GM strike starting to choke suppliers Panel maker in Belcamp lays off all 75 hourly workers.

June 26, 1991|By Liz Atwood | Liz Atwood,Evening Sun Staff

As a strike by 3,200 members of the United Auto Workers against the General Motors van plant on Broening Highway enters its third day, the work stoppage is starting to affect local suppliers.

Monarch Manufacturing in Belcamp, which makes instrument panels for the GM vans, laid off all of its 75 hourly workers yesterday. Plant general manager Steve Jones said the workers would remain out of work as long as the strike continues.

"It's a losing situation for all parties involved," he said.

The strike comes at a time when the auto industry already is reeling from the recession. Jones said he fears a volatile labor situation at the local plant might prompt General Motors to close it.

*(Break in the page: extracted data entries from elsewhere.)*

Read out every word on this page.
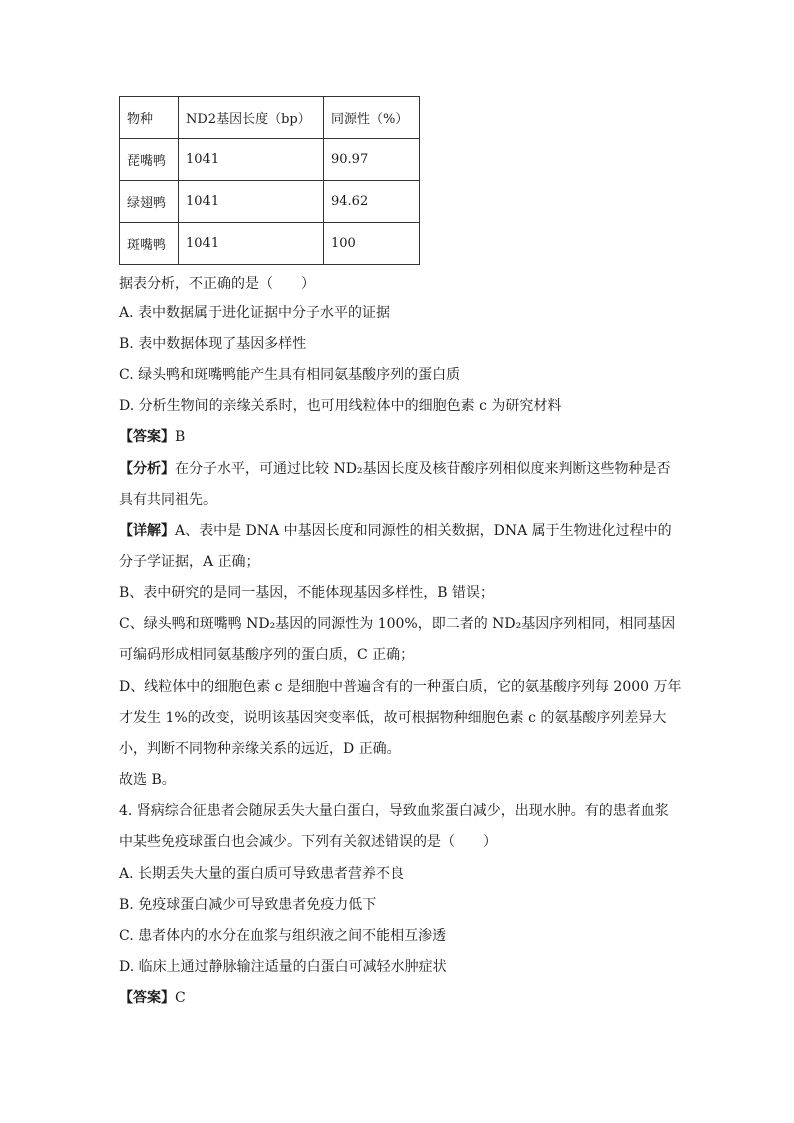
物种	ND2基因长度（bp）	同源性（%）
琵嘴鸭	1041	90.97
绿翅鸭	1041	94.62
斑嘴鸭	1041	100
据表分析，不正确的是（　　）
A. 表中数据属于进化证据中分子水平的证据
B. 表中数据体现了基因多样性
C. 绿头鸭和斑嘴鸭能产生具有相同氨基酸序列的蛋白质
D. 分析生物间的亲缘关系时，也可用线粒体中的细胞色素 c 为研究材料
【答案】B
【分析】在分子水平，可通过比较 ND₂基因长度及核苷酸序列相似度来判断这些物种是否
具有共同祖先。
【详解】A、表中是 DNA 中基因长度和同源性的相关数据，DNA 属于生物进化过程中的
分子学证据，A 正确；
B、表中研究的是同一基因，不能体现基因多样性，B 错误；
C、绿头鸭和斑嘴鸭 ND₂基因的同源性为 100%，即二者的 ND₂基因序列相同，相同基因
可编码形成相同氨基酸序列的蛋白质，C 正确；
D、线粒体中的细胞色素 c 是细胞中普遍含有的一种蛋白质，它的氨基酸序列每 2000 万年
才发生 1%的改变，说明该基因突变率低，故可根据物种细胞色素 c 的氨基酸序列差异大
小，判断不同物种亲缘关系的远近，D 正确。
故选 B。
4. 肾病综合征患者会随尿丢失大量白蛋白，导致血浆蛋白减少，出现水肿。有的患者血浆
中某些免疫球蛋白也会减少。下列有关叙述错误的是（　　）
A. 长期丢失大量的蛋白质可导致患者营养不良
B. 免疫球蛋白减少可导致患者免疫力低下
C. 患者体内的水分在血浆与组织液之间不能相互渗透
D. 临床上通过静脉输注适量的白蛋白可减轻水肿症状
【答案】C
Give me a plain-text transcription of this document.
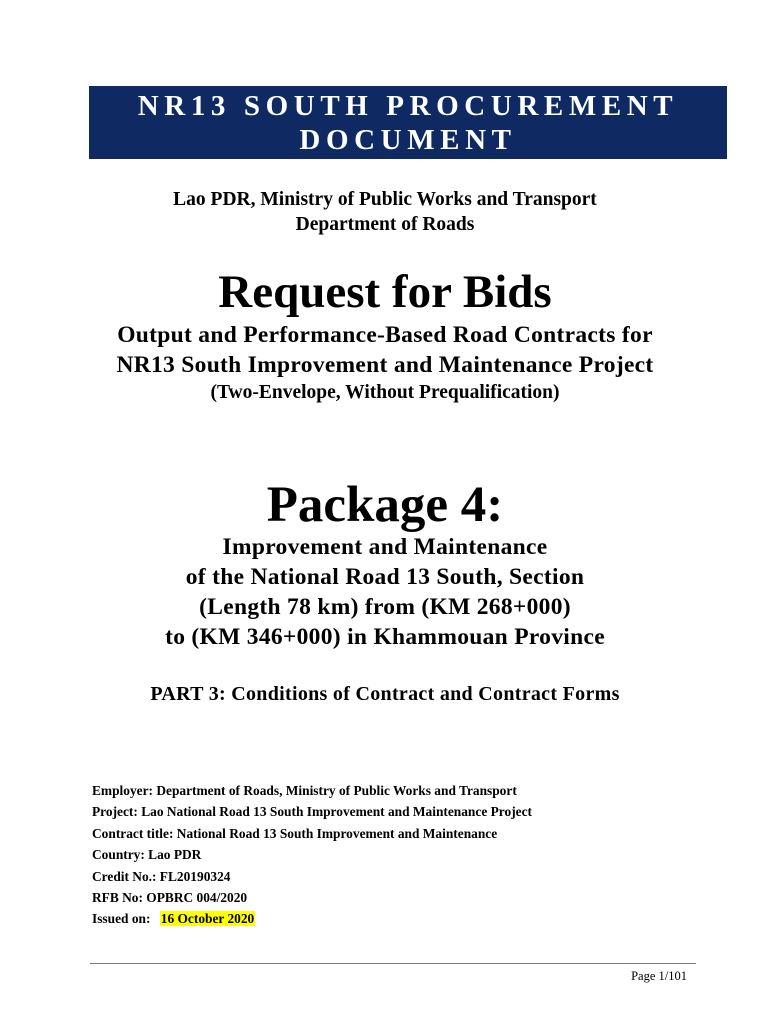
NR13 SOUTH PROCUREMENT
DOCUMENT
Lao PDR, Ministry of Public Works and Transport
Department of Roads
Request for Bids
Output and Performance-Based Road Contracts for
NR13 South Improvement and Maintenance Project
(Two-Envelope, Without Prequalification)
Package 4:
Improvement and Maintenance
of the National Road 13 South, Section
(Length 78 km) from (KM 268+000)
to (KM 346+000) in Khammouan Province
PART 3: Conditions of Contract and Contract Forms
Employer: Department of Roads, Ministry of Public Works and Transport
Project: Lao National Road 13 South Improvement and Maintenance Project
Contract title: National Road 13 South Improvement and Maintenance
Country: Lao PDR
Credit No.: FL20190324
RFB No: OPBRC 004/2020
Issued on: 16 October 2020
Page 1/101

Terry Youngerman, a GM spokesman, said it is too soon to tell whether the strike might affect the long-term viability of the plant. "I still maintain we have a very good work force. The plant has done a good job. I hope it [the strike] won't cast a negative light on the plant," he said.

Union and management representatives negotiated for several hours yesterday morning and were to resume discussions at 9:30 a.m. today. Neither side would comment on whether any progress had been made in the talks.

The union went on strike at 10 a.m. Monday, saying that layoffs of several hundred workers earlier this year left the plant short-handed and created dangerous conditions for the remaining employees. Union members also are complaining that workers are being denied vacations because the company says it cannot spare the workers.

Youngerman said about 30 union and company negotiators are meeting to resolve the issues. The negotiators include national representatives from the UAW and GM officials from Detroit as well as local union leadership and plant management.

In addition to dealing with the main negotiations, department heads and union representatives in particular work areas are discussing more specific issues.

Youngerman once again expressed hope that the strike would not last long.

An extended strike could jeopardize the jobs of workers at additional GM suppliers. The pace has slowed at Marada Industries, a company near Westminster that makes body components for the vans, according to Don Quickel, assistant plant manager. The company, which employs 190 workers, has rearranged its production schedule to make parts for Chrysler, Volkswagen and Honda vehicles, he said. That arrangement could last four to six weeks without affecting the work force, he said.

Johnson Controls Inc., which makes seats for the GM vans, offered its 175 workers the option of taking vacation time during the strike. Dennis Sisolak, manager of the Belcamp facility, said about half of the workers accepted the offer.

The remaining employees are attending training sessions and operating one manufacturing line. "We're trying to use our time as productively as possible," Sisolak said.

Edward O'Connor, vice president of human resources and public affairs at A.O. Smith Automotive Products Co., said company officials are keeping a close eye on the strike. The plant in Belcamp makes sub-structural components for some models of the GM vans. He said there have been no layoffs and no immediate plans to reduce the work force of 25. "The real question is duration," he said. "We're on a day-to-day assessment."